L'évolution des manières de croire :
" un déplacement du " précis " vers "
l'imprécis " (on croit moins en un dieu personnel et plus
en une énergie ou une force).
" un déplacement de la foi vers le plausible, du " certain
" vers le " probable ".
" les croyances liées à la mort sont en hausse, y compris
dans les jeunes générations : vie après la mort,
résurrection, réincarnation.
" cette croyance en l'immortalité change de nature : elle
est de plus en plus déconnectée de la notion de jugement
ou de salut. Elle exprime surtout un désir de survie, dans une
société qui valorise tellement la réalisation de
soi que la mort parait inacceptable. Il doit y avoir une seconde chance
Les évolutions du rapport au temps, propres à la
modernité, ont des répercussions sur le rapport au religieux
:
1. Le temps-rythme : le calendrier social est de moins en moins
marqué :
- dilution du marquage des cycles temporels réguliers (hebdomadaires,
mensuels, festifs) : on fait ce qu'on veut, quand on veut, chacun selon
son rythme. Les activités rituelles s'en trouvent moins soutenues
par le mouvement général de la société.
- en sens inverse, les gens se reportent sur des temps forts et les surinvestissent
(typiquement les JMJ, ou les nouvelles formes de militantisme où
on se mobilise sur des causes-événements plutôt que
dans la durée ou comme permanents).
- ce n'est pas parce que la religiosité devient intermittente qu'elle
disparaît. Simplement sa temporalité change (image de la
baleine qui fait surface, fait le plein d'air, plonge et re-apparaît
plus tard, mais on ne sait ni où, ni quand,). On est passé
d'une situation où dominaient " les croyants avec leurs périodes
de doute " à une situation où dominent " les doutants
avec leurs périodes de foi ".
2. Le temps réversible : un moindre engagement dans ses
choix :
- volonté de rester " open ", on veut pouvoir changer
d'avis à la dernière minute, ne pas s'engager pour la vie
mais " tant que ça marche ", etc.
- le religieux n'échappe pas au phénomène : on ne
s'inscrit pas ou ne s'engage pas à l'avance pour une activité
mais on débarque au dernier moment.
- nomadisme religieux : passage d'une spiritualité à une
autre, au gré des découvertes et des opportunités.

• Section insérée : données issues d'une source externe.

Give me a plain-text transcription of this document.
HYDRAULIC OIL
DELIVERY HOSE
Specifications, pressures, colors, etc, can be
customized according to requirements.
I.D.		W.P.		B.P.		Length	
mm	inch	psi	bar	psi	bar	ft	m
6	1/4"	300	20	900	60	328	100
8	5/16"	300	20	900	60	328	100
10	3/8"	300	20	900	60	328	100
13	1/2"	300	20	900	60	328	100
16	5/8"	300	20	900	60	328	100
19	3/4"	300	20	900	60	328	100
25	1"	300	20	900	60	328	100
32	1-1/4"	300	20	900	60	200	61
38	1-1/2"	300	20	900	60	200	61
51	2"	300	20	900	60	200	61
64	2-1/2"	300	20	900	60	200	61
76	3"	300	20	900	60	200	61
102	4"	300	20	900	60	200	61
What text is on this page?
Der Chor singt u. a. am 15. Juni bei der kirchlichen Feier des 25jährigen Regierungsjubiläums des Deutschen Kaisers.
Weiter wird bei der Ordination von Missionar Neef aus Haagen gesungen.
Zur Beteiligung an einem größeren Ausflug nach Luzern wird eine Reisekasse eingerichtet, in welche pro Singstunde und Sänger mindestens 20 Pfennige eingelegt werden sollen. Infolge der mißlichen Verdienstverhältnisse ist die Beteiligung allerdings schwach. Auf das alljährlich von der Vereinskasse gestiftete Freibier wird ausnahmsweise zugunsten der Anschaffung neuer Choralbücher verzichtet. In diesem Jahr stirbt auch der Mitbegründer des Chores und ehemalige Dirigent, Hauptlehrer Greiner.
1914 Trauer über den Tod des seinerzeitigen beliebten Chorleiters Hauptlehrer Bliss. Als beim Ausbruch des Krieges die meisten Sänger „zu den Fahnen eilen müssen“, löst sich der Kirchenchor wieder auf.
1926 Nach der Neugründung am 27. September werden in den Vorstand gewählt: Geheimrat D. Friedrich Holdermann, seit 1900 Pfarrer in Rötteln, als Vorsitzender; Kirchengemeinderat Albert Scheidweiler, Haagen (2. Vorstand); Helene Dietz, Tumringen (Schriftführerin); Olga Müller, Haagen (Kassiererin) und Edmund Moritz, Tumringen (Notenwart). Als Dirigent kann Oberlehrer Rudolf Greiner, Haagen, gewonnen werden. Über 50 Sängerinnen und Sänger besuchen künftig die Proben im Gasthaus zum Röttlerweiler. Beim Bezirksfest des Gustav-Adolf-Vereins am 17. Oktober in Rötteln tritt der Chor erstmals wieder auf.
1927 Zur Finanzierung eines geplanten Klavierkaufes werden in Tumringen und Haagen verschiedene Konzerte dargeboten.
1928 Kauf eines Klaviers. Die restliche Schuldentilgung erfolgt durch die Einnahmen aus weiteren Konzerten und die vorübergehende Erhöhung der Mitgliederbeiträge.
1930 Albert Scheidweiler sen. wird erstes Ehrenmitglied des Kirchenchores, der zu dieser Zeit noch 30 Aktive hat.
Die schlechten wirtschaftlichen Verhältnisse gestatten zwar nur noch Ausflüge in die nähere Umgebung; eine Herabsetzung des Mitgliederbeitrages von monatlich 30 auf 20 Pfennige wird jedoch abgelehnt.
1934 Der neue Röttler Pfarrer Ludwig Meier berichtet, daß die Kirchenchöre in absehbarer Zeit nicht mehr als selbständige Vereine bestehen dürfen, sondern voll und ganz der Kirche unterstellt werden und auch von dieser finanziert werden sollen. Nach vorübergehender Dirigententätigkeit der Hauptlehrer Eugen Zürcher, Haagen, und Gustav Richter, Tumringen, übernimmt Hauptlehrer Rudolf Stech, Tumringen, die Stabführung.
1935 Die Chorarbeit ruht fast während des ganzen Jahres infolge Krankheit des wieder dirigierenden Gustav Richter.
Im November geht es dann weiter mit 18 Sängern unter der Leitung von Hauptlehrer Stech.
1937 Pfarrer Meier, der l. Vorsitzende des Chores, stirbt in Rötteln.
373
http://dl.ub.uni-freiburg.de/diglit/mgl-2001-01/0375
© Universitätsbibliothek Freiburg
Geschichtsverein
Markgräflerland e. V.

3. Le temps-vitesse : la culture de l'impatience :
- l'ici et maintenant est privilégié, dans tous les domaines
: consommation (livré en 1h, en 24h), vie professionnelle (culte
de l'urgence), vie affective et sexuelle (on conclut d'abord, on construit
ensuite
), etc.
- le zapping, phénomène typique de la modernité,
manifeste une attitude plus profonde : l'abaissement du seuil de résistance
à l'ennui (on ne supporte pas d'attendre que ça devienne
bien
).
- le religieux en souffre, lui qui s'inscrit dans la durée, prend
son sens en référence à un passé (une histoire,
une capitalisation d'expériences et d'enseignements) et dans une
projection vers un avenir
.Comme dit le Talmud : " je suis un
mot dans une phrase que mes ancêtres ont commencé à
écrire ". La question du devenir des religions se pose, dans
une société centrée sur le présent et soumise
à l'impératif du changement permanent.
Une tendance de fond : l'individualisation:
Dans un monde où les systèmes et les idéologies ont
perdu leur pouvoir de référence partagée (de gré
ou de force), l'individu est de plus en plus devenu la mesure de toute
chose. D'où une hypertrophie du moi.
Dans le domaine religieux ou spirituel, ce courant entraîne des
modifications de perception :
" la relativisation : ce qui est bon pour moi ne l'est pas forcément
toi. Conséquence: on ne se sent pas autorisé à imposer
ce qu'on croit, voire même à le proposer.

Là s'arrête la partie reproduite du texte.